Une enquête du Point parue le 20 novembre 2020 montre que les choses ne sont pas aussi simples. L’hebdomadaire publie en effet un e-mail du « référent laïcité » de l’académie, censé protéger les professeurs. Le 8 octobre, il écrit que Paty ne maîtrisait pas « les règles de la laïcité », règles dont il est pourtant devenu le symbole une fois exécuté. Le mail a été envoyé à la principale du collège, prise dans une ambiance délétère, subissant mails et appels téléphoniques insultants. La vidéo menaçante de Brahim Chnina, le père de la collégienne qui accusait le professeur, circulera dès le lendemain.

Livré à lui-même (ou presque)

Ce 8 octobre, donc, le référent indique qu’il va venir au collège pour un entretien au sujet « des règles de la laïcité et de la neutralité que semble ne pas maîtriser Monsieur Paty ». Que dire ? Le professeur serait le souci ? Dans un contexte où des musulmans le menacent de mort, font de l’entrisme dans le collège et veulent dicter ce qui doit être enseigné ? Un tel e-mail ne peut s’expliquer que par la peur et l’habitude de ne pas faire de vagues, même si Blanquer dit « en avoir assez de cette expression ». Une réalité ancrée dans l’Education nationale : la crainte du mot « islamophobie ».

Après l’entretien, le référent indique à sa hiérarchie que Chnina cherche à « faire passer Monsieur Paty comme ayant agi contre les musulmans ». Il note aussi que Paty aurait « reconnu son erreur », qu’il lui faudrait produire un rapport sur « l’incident » s’il demandait une protection en vue d’un procès. A ce moment il a déjà été menacé de mort.

La situation s’envenime la semaine suivante. Le référent revient au collège. Le 13 octobre, la principale, qui ne cessa jamais de l’aider, et le professeur Paty déposent plainte. Paty est traité de « raciste » dans la cour. D’après le ministère, « à chaque instant » les services de l’Etat ont été à ses côtés. « A chaque instant » ? Il a dû se sentir bien seul sous le regard d’adolescents excités, des deux collègues qui, selon Le Monde, le critiquaient, dans l’indifférence des autres. Ce qui a dominé et domine encore ? La lâcheté devant l’islam.

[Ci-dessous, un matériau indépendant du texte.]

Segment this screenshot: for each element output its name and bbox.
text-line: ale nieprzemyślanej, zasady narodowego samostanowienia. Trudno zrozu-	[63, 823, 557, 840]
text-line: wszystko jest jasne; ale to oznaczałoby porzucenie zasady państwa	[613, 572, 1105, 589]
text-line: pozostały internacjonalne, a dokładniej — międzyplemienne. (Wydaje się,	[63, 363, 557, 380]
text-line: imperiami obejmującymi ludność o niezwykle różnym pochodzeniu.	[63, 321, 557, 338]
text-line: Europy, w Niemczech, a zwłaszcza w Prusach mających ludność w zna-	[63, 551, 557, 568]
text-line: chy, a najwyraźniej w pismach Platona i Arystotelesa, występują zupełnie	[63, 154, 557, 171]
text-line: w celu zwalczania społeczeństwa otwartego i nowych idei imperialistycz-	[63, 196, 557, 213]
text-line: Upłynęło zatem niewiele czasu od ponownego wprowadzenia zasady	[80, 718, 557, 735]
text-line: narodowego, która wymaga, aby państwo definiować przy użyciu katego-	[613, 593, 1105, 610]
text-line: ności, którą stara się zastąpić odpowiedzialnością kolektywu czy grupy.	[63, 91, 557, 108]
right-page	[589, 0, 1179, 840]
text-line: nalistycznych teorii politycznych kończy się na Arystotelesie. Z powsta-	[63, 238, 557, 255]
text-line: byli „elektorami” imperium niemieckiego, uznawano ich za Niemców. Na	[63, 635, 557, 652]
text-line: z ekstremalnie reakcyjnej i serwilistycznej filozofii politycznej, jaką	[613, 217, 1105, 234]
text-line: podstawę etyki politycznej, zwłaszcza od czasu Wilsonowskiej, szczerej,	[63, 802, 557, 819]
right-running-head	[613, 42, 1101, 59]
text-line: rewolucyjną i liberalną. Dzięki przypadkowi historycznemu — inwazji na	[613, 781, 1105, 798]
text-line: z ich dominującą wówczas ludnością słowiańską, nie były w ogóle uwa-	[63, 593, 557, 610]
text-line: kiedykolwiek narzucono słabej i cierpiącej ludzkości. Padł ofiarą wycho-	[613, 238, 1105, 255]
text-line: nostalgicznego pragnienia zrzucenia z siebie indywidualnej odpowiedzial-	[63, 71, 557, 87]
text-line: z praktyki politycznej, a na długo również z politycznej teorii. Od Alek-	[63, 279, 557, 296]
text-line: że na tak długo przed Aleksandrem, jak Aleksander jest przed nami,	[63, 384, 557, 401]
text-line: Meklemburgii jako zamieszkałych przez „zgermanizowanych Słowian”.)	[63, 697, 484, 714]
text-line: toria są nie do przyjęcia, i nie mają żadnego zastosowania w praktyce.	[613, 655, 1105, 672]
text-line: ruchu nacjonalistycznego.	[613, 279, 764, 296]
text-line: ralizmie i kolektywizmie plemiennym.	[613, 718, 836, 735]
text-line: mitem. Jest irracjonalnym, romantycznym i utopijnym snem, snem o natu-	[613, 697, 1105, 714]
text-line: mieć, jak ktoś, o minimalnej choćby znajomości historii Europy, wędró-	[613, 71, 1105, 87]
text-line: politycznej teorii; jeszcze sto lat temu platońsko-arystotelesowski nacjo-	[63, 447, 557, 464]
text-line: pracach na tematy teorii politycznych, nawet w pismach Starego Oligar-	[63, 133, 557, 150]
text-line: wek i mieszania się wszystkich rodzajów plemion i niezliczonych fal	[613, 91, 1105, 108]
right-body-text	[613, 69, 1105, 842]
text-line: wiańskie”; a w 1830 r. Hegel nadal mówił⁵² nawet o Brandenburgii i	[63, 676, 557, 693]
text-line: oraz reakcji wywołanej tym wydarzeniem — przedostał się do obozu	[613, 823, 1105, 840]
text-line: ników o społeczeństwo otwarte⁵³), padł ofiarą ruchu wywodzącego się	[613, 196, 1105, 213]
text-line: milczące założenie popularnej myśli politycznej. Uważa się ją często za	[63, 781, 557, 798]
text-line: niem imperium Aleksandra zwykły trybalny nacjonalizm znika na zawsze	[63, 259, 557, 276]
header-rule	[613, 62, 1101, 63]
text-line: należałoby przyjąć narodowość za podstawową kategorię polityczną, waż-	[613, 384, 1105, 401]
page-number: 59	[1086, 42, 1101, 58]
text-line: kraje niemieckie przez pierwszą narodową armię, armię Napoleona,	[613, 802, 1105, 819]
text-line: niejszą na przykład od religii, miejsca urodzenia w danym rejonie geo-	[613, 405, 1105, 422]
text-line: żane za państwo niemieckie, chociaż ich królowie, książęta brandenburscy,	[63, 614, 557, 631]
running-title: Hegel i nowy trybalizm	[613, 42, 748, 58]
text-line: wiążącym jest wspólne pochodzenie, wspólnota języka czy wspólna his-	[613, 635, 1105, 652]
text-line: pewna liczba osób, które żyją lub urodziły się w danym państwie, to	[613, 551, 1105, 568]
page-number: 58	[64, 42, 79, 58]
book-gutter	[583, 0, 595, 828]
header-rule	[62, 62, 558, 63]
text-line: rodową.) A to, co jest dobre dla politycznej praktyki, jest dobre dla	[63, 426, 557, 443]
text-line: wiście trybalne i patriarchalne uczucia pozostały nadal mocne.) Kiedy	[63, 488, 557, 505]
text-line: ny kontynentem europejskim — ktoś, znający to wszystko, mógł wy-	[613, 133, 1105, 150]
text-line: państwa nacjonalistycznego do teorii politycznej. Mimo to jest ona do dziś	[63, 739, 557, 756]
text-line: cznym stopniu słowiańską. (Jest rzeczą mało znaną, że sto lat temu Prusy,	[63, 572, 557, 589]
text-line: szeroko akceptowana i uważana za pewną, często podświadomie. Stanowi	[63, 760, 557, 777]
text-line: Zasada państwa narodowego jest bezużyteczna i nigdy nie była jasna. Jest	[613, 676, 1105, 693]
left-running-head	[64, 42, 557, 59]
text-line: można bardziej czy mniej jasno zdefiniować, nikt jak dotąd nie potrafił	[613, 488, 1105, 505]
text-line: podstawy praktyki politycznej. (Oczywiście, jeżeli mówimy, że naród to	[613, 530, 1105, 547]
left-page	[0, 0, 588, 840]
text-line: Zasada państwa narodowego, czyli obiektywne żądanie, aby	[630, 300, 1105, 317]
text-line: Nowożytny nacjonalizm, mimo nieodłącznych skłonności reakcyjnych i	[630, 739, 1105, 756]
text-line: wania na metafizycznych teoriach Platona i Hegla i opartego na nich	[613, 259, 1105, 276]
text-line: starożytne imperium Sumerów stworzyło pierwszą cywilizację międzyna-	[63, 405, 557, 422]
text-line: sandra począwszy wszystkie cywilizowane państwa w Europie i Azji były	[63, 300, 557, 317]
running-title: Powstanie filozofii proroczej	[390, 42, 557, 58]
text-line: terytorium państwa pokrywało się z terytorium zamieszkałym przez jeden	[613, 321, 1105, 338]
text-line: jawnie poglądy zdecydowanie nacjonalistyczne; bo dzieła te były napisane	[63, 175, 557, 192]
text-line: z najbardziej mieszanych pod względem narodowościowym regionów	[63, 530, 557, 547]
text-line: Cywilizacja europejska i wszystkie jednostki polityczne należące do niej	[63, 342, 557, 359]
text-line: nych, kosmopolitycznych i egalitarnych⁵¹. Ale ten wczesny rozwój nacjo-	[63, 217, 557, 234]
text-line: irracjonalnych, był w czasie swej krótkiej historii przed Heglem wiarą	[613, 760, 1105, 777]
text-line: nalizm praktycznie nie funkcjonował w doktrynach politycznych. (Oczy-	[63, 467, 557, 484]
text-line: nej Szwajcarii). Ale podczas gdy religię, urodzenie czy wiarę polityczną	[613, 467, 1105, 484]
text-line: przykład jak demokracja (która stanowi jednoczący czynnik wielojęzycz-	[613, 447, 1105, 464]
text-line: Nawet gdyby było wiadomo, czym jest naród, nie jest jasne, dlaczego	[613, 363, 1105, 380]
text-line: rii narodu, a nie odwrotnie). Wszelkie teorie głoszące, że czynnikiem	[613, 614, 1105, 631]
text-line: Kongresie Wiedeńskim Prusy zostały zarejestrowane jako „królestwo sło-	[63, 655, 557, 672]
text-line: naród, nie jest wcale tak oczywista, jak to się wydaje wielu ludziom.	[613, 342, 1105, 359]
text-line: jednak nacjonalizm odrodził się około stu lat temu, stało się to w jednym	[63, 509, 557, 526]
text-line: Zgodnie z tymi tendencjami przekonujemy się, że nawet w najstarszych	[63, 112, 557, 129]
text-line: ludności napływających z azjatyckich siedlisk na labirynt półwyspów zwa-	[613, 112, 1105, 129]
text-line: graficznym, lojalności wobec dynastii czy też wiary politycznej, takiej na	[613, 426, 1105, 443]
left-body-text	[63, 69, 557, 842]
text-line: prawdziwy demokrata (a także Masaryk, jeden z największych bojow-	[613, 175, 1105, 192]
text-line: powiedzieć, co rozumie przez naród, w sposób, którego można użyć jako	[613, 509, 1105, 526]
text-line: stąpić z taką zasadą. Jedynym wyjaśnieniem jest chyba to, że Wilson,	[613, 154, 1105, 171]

La situation réelle de ce collège ? La semaine de l’attentat, un individu menace de « faire venir des musulmans à l’entrée du collège » et le professeur doit rencontrer des familles « pour s’expliquer ». Il doit aussi justifier par e-mail le contenu de son cours auprès de ses collègues.

Samuel Paty aurait été soutenu « à chaque instant ». Sauf aux seuls instants qui comptaient vraiment : les deux semaines ayant précédé sa mort par décapitation, et le 16 octobre 2020 en fin de journée.